James H. Taylor A Granger Boy Who Knew Hard Work

James H. Taylor was born on September 2, 1870, in Granger, Salt Lake County, Utah, to humble parents, James Taylor and Susan Peck. Growing up on a dry farm of about 135 acres of river bottom land along 33rd South, young James learned the value of hard work early. In those days, the family raised meadow hay and small grain crops, and life depended as much on grit as on good weather.

Formal schooling was scarce in the scattered Granger settlement. James first learned his letters from a farmer’s wife who taught local children from a single book. Later, a teacher with a diploma taught in an old farmhouse, until the community built a small one-room schoolhouse. But for James, time in a classroom was short — farm work called him away while he was still a boy.

By age twelve, James was working sunup to sundown behind a plow, planting, irrigating, and harvesting grain. Winters meant trips to the canyons for wood and endless chores: milking cows, tending animals, and keeping the household going. Recreation was a luxury most farm families did without.

James’s boyhood was marked by narrow escapes that strengthened his faith that no one leaves this earth before their time. As a boy, he survived being gored by a bull in the corral, dragged by runaway horses, and nearly drowned in the river after cramping up during a cold swim. Each close call reminded him how thin the line could be between farm work and tragedy — and how resilience and quick thinking could mean the difference between life and death.

In his later years, James recalled how the small canal that early settlers built slowly transformed Granger from dry, dusty farmland to irrigated fields, and how better equipment made the endless labor a little lighter. Though he never had much schooling, James H. Taylor grew up with a lifetime of knowledge about the land, the value of hard work, and the grit it took to make a living on the edges of the Salt Lake Valley.

His story is part of Granger’s foundation — a reminder of the families who braved tough soil, sparse water, and long days to build a place where later generations could thrive.
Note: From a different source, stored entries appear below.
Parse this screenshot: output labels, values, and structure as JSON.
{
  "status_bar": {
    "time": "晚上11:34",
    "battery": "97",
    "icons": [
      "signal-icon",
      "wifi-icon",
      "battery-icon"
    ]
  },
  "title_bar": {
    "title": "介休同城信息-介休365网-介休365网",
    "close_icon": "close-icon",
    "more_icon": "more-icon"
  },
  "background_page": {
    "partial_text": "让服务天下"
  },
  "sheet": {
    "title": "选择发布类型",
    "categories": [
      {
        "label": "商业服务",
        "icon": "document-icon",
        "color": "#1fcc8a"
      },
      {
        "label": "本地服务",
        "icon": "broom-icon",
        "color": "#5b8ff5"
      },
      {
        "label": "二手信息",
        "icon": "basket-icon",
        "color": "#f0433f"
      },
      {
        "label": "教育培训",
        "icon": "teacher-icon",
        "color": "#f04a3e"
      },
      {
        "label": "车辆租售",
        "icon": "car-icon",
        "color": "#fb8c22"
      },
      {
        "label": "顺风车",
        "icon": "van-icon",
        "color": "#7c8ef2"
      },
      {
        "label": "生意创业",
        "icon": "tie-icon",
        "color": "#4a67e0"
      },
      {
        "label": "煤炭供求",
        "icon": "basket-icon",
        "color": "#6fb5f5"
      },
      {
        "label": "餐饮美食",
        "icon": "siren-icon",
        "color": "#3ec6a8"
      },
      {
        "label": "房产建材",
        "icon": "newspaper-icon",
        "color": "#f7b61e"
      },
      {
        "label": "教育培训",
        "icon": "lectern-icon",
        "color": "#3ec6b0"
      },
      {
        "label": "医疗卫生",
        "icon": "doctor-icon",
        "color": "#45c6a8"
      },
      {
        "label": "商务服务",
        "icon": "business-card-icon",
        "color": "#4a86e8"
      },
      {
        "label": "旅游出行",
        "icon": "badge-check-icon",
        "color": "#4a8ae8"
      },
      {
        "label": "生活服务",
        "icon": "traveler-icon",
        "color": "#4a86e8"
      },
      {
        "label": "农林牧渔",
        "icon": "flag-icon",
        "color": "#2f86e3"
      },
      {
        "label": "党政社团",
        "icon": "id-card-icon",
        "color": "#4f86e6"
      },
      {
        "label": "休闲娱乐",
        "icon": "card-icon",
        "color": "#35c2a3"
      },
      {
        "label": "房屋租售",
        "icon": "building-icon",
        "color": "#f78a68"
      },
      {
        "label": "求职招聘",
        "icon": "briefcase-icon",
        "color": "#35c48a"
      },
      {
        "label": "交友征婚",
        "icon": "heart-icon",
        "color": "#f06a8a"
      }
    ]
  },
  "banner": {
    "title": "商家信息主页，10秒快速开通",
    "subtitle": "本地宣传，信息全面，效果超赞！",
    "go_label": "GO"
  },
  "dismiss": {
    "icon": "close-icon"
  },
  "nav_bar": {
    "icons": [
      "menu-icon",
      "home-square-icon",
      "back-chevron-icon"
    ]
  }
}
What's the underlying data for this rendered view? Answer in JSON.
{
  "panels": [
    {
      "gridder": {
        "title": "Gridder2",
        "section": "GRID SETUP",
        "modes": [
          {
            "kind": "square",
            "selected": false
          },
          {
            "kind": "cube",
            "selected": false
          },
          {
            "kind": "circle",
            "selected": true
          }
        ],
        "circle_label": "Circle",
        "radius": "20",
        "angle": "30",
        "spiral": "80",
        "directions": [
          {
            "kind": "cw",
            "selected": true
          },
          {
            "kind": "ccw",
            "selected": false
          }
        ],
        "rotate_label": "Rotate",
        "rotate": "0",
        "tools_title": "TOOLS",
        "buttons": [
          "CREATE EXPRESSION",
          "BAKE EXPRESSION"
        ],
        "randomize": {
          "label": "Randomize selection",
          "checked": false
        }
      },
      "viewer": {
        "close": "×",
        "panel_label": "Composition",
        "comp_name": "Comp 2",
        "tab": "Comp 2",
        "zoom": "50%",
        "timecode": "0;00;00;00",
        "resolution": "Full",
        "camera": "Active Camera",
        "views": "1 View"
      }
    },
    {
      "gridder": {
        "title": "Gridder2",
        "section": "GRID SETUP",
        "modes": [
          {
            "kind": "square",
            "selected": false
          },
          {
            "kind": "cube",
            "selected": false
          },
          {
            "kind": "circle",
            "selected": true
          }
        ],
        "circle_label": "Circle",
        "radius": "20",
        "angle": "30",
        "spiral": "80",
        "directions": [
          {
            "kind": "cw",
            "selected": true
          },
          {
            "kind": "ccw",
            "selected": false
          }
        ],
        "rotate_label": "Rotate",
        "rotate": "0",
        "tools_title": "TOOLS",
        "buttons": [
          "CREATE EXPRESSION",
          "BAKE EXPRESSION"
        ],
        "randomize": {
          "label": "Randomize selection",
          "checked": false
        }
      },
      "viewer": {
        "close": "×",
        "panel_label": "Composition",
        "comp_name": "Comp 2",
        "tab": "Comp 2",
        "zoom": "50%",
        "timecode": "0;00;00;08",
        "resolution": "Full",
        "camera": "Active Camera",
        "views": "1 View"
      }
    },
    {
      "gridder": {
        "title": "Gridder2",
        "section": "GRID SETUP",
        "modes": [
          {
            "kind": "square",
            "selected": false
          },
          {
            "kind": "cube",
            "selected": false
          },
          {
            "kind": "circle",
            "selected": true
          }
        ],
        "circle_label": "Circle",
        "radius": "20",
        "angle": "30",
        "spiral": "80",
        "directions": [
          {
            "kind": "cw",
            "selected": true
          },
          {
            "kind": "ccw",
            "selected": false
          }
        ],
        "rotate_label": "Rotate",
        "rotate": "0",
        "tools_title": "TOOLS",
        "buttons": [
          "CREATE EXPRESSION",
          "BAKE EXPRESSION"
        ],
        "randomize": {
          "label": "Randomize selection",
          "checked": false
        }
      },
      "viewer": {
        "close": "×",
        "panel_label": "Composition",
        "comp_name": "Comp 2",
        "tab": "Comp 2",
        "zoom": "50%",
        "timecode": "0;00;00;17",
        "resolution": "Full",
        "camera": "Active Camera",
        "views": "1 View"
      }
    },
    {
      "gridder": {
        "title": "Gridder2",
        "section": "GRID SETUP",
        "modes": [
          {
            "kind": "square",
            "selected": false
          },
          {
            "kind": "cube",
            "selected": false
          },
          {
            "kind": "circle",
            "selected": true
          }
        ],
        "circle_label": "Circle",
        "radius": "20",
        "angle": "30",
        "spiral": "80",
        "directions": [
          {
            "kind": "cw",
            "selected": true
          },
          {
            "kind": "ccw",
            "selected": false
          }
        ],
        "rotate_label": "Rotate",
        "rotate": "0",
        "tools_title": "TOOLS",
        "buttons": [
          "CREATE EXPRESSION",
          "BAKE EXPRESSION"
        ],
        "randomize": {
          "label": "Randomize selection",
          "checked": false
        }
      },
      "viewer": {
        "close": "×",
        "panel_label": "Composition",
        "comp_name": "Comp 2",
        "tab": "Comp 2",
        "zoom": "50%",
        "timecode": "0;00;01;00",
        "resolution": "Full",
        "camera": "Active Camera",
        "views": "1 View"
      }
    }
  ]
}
The Tylor home is at 1100 W 3300 S -135 acres of river bottom land

James H. Taylor’s boyhood was shaped by the rugged life of the Jordan River bottoms, where he grew up on his father’s homestead in Granger. From the time he was barely big enough to hold the reins, James worked alongside his family, coaxing crops from dry soil, cutting hay in the meadows, and plowing fields that seemed to stretch forever. His days were long and his chores endless — milking cows, hauling wood from the canyon, and planting and harvesting grain by hand. Despite the rough work and a near absence of formal schooling, James’s resilience was remarkable. He survived run-ins with bulls, runaway horses, and near drownings — each time rising again, more determined than before. Through hardship and danger, young James learned early the grit, faith, and sheer perseverance it took to carve a living from the wild river bottom land — qualities that would shape the rest of his life.